Last week, Lisa Bielamowicz, M.D., the chief medical officer at The Advisory Board Company, gave a very important presentation in a Healthcare Informatics webinar, and we at HCI were delighted to host her as a presenter. The subject was “Thriving as a Population Health Manager,” and when Dr. Bielamowicz said “manager,” she meant an entire patient care organization/integrated health system organization, not a person.
And Dr. Bielamowicz said several important things that the leaders of any organization moving forward to attempt population health management in any context should consider carefully, whether they are building accountable care organizations, bundled-payment programs, patient-centered medical homes, or broad care management programs, or any combination of the above.
Lisa Bielamowicz, M.D.
First, Dr. Bielamowicz did something that I’ve heard other presenters do, but she did it in a way that was both strategic and granular at the same time. She talked about “three very different patient subgroups” that every “population health manager” (and remember once again, this means organization, not person) needs to look at very differently. There’s the 5 percent of high-risk patients (some in the industry call them the “frequent flyers”) who are already interacting intensively with the healthcare system. Those patients/plan members are already known to care managers, but obviously, need very strategic, very intensive care management.
At the other end of the spectrum are the relatively health patients/plan members/ACO enrollees who, as Dr. Bielamowicz put it, don’t need a huge amount of intervention, but rather, primarily connectivity, especially through a patient portal, and information.
What’s important, as Dr. Bielamowicz noted, and as I’ve heard from other experts in this area, is to also figure out how to manage the “rising-risk” patients, as she called them (some have also called them “medium-risk” or “elevated-risk” patients). As Lisa noted, a typical example of the “rising-risk patient” is “the gentleman with two or three chronic diseases, who’s headed towards a heart attack. The perfect vehicle for managing these has to be in the primary care process,” she noted. “Boy, would it be wonderful if we could give them one-on-one case/care managers, but that’s not possible,” she added.
In other words, one key takeaway from Lisa’s presentation was the fact that it is important for any organization taking on risk and/or population health management activity, will be to figure out exactly how to establish, maintain, and enhance care management and monitoring mechanisms for this group of risking-risk plan members/patients. That, she noted, is where many population health efforts fail, because this group cannot be managed in the same way as the high-risk group—it is simply not economically feasible to do so—and therefore, often, they end up not being effectively managed, leading to problems and lost potential.

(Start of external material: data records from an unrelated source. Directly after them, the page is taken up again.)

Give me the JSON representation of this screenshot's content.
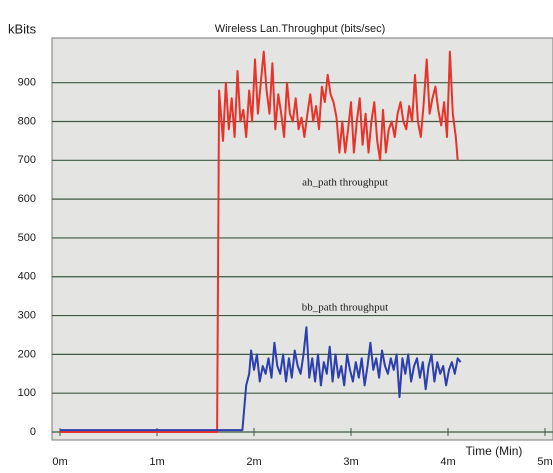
{
  "chart_data": {
    "type": "line",
    "title": "Wireless Lan.Throughput (bits/sec)",
    "y_label": "kBits",
    "x_label": "Time (Min)",
    "xlim": [
      0,
      5
    ],
    "ylim": [
      0,
      1010
    ],
    "xticks": [
      {
        "value": 0,
        "label": "0m"
      },
      {
        "value": 1,
        "label": "1m"
      },
      {
        "value": 2,
        "label": "2m"
      },
      {
        "value": 3,
        "label": "3m"
      },
      {
        "value": 4,
        "label": "4m"
      },
      {
        "value": 5,
        "label": "5m"
      }
    ],
    "yticks": [
      0,
      100,
      200,
      300,
      400,
      500,
      600,
      700,
      800,
      900
    ],
    "grid": true,
    "series": [
      {
        "name": "ah_path throughput",
        "color": "#e8332a",
        "x": [
          0,
          1.62,
          1.64,
          1.68,
          1.71,
          1.74,
          1.77,
          1.8,
          1.83,
          1.86,
          1.89,
          1.92,
          1.95,
          1.98,
          2.01,
          2.04,
          2.07,
          2.1,
          2.13,
          2.16,
          2.19,
          2.22,
          2.25,
          2.28,
          2.31,
          2.34,
          2.37,
          2.4,
          2.43,
          2.46,
          2.49,
          2.52,
          2.55,
          2.58,
          2.61,
          2.64,
          2.67,
          2.7,
          2.73,
          2.76,
          2.79,
          2.82,
          2.85,
          2.88,
          2.91,
          2.94,
          2.97,
          3.0,
          3.03,
          3.06,
          3.09,
          3.12,
          3.15,
          3.18,
          3.21,
          3.24,
          3.27,
          3.3,
          3.33,
          3.36,
          3.39,
          3.42,
          3.45,
          3.48,
          3.51,
          3.54,
          3.57,
          3.6,
          3.63,
          3.66,
          3.69,
          3.72,
          3.75,
          3.78,
          3.81,
          3.84,
          3.87,
          3.9,
          3.93,
          3.96,
          3.99,
          4.02,
          4.05,
          4.08,
          4.1
        ],
        "values": [
          0,
          0,
          880,
          750,
          900,
          780,
          860,
          760,
          930,
          800,
          830,
          760,
          880,
          800,
          960,
          820,
          900,
          980,
          880,
          820,
          950,
          780,
          870,
          820,
          760,
          900,
          820,
          800,
          860,
          780,
          810,
          760,
          820,
          870,
          800,
          840,
          780,
          890,
          850,
          920,
          870,
          850,
          810,
          720,
          800,
          720,
          780,
          850,
          720,
          800,
          860,
          740,
          820,
          720,
          800,
          850,
          750,
          700,
          830,
          720,
          780,
          800,
          760,
          820,
          850,
          800,
          780,
          840,
          800,
          920,
          800,
          760,
          850,
          960,
          820,
          860,
          890,
          830,
          790,
          850,
          760,
          980,
          820,
          760,
          700
        ]
      },
      {
        "name": "bb_path throughput",
        "color": "#2b3fae",
        "x": [
          0,
          0.5,
          1.0,
          1.5,
          1.88,
          1.92,
          1.95,
          1.97,
          2.0,
          2.03,
          2.06,
          2.09,
          2.12,
          2.15,
          2.18,
          2.21,
          2.24,
          2.27,
          2.3,
          2.33,
          2.36,
          2.39,
          2.42,
          2.45,
          2.48,
          2.51,
          2.54,
          2.57,
          2.6,
          2.63,
          2.66,
          2.69,
          2.72,
          2.75,
          2.78,
          2.81,
          2.84,
          2.87,
          2.9,
          2.93,
          2.96,
          2.99,
          3.02,
          3.05,
          3.08,
          3.11,
          3.14,
          3.17,
          3.2,
          3.23,
          3.26,
          3.29,
          3.32,
          3.35,
          3.38,
          3.41,
          3.44,
          3.47,
          3.5,
          3.53,
          3.56,
          3.59,
          3.62,
          3.65,
          3.68,
          3.71,
          3.74,
          3.77,
          3.8,
          3.83,
          3.86,
          3.89,
          3.92,
          3.95,
          3.98,
          4.01,
          4.04,
          4.07,
          4.1,
          4.13
        ],
        "values": [
          5,
          5,
          5,
          5,
          5,
          120,
          150,
          210,
          160,
          200,
          130,
          170,
          150,
          190,
          140,
          230,
          170,
          150,
          200,
          130,
          190,
          140,
          210,
          170,
          150,
          200,
          270,
          140,
          190,
          130,
          200,
          120,
          180,
          150,
          220,
          130,
          200,
          140,
          170,
          120,
          200,
          160,
          130,
          180,
          140,
          190,
          120,
          170,
          230,
          160,
          190,
          140,
          210,
          170,
          150,
          190,
          160,
          200,
          90,
          190,
          150,
          200,
          130,
          170,
          190,
          140,
          180,
          110,
          170,
          200,
          130,
          180,
          150,
          170,
          120,
          160,
          180,
          150,
          190,
          180
        ]
      }
    ]
  }
}
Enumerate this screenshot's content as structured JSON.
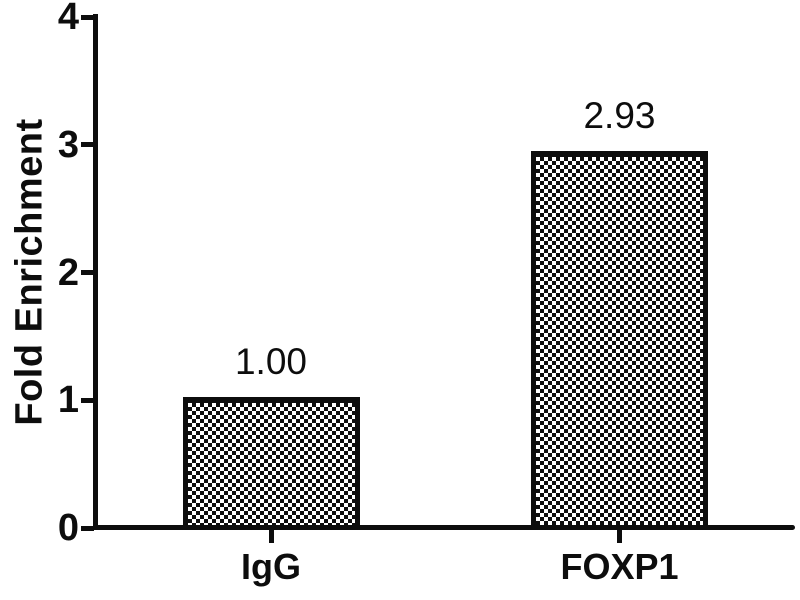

So that was one very important takeaway. Another piece of information that I would consider a second takeaway in this regard is this fact: “Every single year,” Dr. Bielamowicz told her listeners last week, “18 percent of those rising-risk patients will become high-cost patients. Think about aging, changing demographics, changes in chronic disease, obesity, all those elements are speeding up that conveyer belt,” she told the webinar audience. And, she added, in a slightly humorous way (but of course with all the serious implications involved), “It’s like the ‘I Love Lucy’ chocolate factory episode—if we can’t slow down the high-risk progression, we won’t be successful. And if you can slow that 18-percent progression just down to 12 percent, you can achieve that population health sustainability.”
Those two me were extremely significant observations, drawn from research that Lisa Bielamowicz and her colleagues at The Advisory Board Company have been doing recently. And together, they add up to a second incredibly important takeaway.
Lisa Bielamowicz offered her listeners two other key takeaways last week. The first one will be obvious in principle to all healthcare IT leaders; but of course, as with anything else, it is in the execution that an organization or collaborative will succeed or fail in this area. As she put it, “You’ll have two main IT goals. You have to begin with a comprehensive, sharable medical record. The EMR is important, but many of these successes involve focusing on the HIE [health information exchange] rather than a single EMR, and on physician portals; and second, you need a comprehensive care management analytics platform. And best population managers like Health Care Partners will tell you, trying to force a single EMR is just not realistic.” So strategic IT deployment is going to be second only to strategic care management resources deployment as a critical success factor in population health.